The main problem with linear probing is clustering, many consecutive elements form groups and it starts taking time to find a free slot or to search an element.
Why consecutive element from group & how does it affect the time to find free slot?
The main problem with linear probing is clustering, many consecutive elements form groups and it starts taking time to find a free slot or to search an element.
Why consecutive element from group & how does it affect the time to find free slot?
Its not the case that always consecutive elements will form clusters.
Condictory example
Suppose you have an hash table of 100
entries: and the hash function is:
h(x) = x mod 100;
Say you insert elements:
948,748,172,973,473,572,72
The clusters formed will be:
cluster 1: 948(position 48),748(position 49)
(clearly elements are not consecutive)
cluster 2: 172(position 72),973(position 73),473(position 74),572(position 75),72(position 76)

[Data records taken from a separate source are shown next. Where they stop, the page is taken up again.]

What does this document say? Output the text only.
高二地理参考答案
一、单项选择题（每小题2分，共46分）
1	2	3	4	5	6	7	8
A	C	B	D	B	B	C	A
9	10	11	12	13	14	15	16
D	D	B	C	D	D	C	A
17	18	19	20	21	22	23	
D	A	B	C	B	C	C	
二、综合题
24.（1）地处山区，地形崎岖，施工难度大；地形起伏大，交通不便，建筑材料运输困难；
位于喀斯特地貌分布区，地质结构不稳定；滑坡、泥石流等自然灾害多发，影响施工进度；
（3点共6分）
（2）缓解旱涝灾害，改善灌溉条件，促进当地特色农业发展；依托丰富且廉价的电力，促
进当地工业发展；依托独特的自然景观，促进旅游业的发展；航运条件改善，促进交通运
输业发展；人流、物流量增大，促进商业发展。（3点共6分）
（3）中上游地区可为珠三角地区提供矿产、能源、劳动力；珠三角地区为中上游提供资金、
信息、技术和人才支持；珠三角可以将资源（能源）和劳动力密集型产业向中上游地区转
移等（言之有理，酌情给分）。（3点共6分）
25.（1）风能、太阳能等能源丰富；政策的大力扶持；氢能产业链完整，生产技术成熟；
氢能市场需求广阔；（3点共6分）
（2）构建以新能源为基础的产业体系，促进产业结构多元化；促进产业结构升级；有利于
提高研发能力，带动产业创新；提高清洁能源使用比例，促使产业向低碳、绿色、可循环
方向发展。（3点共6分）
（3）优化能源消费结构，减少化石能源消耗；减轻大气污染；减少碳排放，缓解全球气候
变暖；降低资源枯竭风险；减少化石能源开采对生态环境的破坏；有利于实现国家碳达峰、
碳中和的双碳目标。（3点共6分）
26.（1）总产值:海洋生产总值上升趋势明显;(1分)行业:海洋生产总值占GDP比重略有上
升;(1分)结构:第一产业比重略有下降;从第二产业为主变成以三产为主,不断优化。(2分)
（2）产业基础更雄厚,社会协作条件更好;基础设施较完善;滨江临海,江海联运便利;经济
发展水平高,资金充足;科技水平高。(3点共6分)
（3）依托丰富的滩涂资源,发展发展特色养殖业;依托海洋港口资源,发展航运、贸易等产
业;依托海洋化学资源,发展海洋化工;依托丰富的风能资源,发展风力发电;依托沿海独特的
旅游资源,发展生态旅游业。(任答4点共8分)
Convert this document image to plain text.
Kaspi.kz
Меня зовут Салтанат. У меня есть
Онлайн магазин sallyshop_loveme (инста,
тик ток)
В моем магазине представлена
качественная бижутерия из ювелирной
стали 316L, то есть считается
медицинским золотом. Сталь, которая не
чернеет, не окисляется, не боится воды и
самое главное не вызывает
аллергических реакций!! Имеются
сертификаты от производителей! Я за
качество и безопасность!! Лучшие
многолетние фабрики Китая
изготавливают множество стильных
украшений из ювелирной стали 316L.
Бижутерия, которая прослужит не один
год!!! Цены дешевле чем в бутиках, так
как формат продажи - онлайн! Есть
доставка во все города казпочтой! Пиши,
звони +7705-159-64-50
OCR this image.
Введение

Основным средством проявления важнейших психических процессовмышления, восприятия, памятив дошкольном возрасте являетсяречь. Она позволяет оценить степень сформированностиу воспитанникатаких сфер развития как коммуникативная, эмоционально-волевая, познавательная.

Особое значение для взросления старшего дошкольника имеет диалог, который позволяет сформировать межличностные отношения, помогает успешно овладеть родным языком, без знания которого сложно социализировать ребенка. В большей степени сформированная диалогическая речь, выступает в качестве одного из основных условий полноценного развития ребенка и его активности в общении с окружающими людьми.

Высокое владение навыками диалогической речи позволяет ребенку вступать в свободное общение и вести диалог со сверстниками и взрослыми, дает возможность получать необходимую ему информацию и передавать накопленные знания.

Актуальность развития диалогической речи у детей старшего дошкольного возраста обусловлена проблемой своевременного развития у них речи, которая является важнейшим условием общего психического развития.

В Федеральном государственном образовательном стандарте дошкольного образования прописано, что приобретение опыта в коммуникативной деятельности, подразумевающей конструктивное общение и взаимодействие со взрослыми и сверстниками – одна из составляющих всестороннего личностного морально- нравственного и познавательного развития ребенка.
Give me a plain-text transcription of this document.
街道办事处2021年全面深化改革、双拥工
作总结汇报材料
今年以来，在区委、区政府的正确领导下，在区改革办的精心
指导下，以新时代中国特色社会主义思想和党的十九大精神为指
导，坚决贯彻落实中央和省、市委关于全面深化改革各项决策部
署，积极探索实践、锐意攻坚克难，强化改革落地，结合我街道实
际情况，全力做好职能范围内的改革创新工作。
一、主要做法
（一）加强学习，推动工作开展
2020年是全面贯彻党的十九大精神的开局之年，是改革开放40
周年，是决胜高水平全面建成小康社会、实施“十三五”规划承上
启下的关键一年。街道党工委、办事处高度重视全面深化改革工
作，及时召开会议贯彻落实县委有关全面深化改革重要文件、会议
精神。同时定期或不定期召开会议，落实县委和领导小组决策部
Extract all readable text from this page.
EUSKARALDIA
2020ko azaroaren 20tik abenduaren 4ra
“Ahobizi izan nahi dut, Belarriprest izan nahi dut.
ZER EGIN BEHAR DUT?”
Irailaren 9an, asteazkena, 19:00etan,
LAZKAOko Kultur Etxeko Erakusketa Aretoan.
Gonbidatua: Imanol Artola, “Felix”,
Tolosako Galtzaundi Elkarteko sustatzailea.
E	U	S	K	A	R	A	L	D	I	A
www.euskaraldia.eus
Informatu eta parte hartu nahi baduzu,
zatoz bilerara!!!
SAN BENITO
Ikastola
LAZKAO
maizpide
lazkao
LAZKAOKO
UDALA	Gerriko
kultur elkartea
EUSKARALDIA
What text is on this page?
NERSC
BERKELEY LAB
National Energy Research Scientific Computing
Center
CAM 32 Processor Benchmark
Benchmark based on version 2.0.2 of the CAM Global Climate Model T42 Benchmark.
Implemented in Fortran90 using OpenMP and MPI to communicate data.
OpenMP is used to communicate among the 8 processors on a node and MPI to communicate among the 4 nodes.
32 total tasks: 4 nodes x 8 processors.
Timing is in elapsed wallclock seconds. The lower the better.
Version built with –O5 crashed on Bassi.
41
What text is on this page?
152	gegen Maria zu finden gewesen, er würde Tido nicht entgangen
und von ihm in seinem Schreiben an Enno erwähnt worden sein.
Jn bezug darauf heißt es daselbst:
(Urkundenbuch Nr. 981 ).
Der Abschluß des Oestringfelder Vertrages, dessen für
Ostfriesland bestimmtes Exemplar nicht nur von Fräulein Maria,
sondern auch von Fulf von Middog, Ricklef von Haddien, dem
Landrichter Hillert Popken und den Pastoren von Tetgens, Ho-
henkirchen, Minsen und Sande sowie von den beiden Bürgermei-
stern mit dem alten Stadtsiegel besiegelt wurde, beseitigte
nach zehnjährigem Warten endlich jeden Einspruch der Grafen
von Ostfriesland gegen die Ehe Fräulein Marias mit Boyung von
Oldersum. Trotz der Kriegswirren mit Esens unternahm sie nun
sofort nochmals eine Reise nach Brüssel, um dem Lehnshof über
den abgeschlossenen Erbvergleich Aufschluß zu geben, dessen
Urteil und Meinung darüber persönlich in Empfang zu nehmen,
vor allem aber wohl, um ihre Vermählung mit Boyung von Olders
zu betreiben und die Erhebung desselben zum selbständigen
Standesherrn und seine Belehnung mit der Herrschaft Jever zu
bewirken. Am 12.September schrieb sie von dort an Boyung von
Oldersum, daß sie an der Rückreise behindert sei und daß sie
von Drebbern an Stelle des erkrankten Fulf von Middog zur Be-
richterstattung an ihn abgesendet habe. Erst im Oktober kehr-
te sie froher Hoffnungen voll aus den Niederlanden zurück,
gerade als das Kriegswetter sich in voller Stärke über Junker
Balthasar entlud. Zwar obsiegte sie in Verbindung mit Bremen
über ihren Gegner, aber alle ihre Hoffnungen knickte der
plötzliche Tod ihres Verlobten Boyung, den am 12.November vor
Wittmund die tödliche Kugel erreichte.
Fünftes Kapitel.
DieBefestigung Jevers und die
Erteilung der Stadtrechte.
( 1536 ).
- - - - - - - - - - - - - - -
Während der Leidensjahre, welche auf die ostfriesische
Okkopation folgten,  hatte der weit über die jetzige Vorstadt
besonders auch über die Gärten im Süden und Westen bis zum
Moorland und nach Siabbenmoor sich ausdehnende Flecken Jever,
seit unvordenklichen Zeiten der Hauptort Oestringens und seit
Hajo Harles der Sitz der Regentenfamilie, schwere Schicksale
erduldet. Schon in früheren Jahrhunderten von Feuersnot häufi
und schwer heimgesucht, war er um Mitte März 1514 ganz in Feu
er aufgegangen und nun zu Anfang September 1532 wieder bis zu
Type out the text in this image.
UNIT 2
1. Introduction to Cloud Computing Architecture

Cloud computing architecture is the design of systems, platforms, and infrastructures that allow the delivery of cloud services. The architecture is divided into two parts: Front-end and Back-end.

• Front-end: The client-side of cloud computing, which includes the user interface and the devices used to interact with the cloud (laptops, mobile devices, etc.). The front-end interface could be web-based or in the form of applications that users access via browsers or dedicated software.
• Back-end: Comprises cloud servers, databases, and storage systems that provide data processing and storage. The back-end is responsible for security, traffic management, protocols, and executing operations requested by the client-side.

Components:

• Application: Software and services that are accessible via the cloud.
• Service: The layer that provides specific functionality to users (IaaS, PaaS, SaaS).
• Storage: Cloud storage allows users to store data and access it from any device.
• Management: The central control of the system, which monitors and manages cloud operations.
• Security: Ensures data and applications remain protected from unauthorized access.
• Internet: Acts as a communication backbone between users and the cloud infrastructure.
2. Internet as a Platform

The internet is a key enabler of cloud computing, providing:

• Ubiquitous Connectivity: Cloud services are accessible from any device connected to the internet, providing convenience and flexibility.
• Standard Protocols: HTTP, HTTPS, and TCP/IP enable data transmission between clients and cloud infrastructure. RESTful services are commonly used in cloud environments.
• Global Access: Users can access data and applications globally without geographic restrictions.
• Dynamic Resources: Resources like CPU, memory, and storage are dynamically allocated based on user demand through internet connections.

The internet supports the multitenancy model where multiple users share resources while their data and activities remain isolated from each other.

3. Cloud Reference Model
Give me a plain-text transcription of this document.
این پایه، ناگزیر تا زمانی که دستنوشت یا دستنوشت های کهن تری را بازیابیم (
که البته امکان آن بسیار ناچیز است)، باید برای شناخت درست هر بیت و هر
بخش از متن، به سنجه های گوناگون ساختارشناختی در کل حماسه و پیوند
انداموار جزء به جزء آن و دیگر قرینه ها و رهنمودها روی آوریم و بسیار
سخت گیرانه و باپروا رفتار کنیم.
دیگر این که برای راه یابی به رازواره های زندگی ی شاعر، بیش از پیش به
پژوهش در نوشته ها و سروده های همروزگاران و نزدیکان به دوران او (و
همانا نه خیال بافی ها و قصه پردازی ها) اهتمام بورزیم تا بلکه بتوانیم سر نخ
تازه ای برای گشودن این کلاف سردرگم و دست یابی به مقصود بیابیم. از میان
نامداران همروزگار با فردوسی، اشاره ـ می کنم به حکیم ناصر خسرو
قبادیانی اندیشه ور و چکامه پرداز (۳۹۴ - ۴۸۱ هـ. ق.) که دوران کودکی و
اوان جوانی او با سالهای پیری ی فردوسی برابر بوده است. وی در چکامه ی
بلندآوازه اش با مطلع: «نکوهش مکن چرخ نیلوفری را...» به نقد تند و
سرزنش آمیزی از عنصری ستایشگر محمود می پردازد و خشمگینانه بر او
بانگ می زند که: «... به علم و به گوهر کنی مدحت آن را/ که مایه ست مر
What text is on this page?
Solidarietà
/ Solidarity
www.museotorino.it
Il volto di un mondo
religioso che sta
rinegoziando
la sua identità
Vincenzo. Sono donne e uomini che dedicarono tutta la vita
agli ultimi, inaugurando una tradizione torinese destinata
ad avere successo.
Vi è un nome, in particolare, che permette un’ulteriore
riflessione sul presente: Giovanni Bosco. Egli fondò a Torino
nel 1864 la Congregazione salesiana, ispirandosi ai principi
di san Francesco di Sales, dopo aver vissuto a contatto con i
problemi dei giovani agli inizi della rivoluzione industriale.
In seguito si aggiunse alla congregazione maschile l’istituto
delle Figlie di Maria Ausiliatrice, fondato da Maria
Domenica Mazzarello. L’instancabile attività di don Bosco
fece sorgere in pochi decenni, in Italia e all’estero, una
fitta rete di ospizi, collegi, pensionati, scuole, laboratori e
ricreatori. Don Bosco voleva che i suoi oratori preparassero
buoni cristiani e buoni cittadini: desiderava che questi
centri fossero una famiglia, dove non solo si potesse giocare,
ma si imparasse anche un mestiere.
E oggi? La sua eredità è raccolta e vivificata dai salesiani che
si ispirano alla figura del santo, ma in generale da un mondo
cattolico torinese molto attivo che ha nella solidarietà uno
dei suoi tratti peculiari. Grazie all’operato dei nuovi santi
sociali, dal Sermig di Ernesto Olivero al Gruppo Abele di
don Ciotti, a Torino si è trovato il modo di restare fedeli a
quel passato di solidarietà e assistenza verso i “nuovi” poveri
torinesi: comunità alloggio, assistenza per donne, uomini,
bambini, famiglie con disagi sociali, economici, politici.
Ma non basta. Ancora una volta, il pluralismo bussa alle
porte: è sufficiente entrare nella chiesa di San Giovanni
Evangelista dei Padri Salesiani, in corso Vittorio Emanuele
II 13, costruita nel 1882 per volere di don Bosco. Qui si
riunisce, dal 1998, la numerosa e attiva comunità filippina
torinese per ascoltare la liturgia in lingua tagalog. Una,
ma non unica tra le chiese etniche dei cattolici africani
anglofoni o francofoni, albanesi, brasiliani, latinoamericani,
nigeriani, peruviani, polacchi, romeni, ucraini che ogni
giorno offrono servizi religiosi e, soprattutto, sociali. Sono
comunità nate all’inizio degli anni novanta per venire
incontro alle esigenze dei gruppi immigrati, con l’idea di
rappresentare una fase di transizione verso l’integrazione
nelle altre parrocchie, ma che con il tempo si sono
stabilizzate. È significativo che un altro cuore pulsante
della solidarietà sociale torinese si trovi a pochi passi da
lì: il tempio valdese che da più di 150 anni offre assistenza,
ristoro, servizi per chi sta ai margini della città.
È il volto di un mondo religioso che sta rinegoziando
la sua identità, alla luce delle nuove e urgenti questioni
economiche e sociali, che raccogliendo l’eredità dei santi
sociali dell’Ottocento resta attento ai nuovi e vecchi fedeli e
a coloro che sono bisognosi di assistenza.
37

(clearly elements not consecutive).
YES, clustering affects the time to find a free slot, because in linear probing
, we scan the hash table to find the very next free slot, so due to clusters, linear scan will take more time due to clusters formed, but its only due to linear scan in case of collision.
The wanted output of hash function is to scatter say 100 strings to randomly over say 200 "pigeonslots". In case of collision, ie already occupied slot the linear scan will search the next unoccupied slot, making immediately a group of at least two (it may also connect two groups). When ever there's a collision to a cluster, linear probing adds the cluster by one new key, whose original position should have been anywhere in the cluster.
Many fast to evaluate hash functions suffer from the problem of not distributing keys evenly. When also the input data is not evenly distributed, these two phenomenom emphasize each other and in case of linear probing may lead to a significant amount of keys to cluster. In effect this will make not only insertion but also searching an O(n) problem instead of O(1).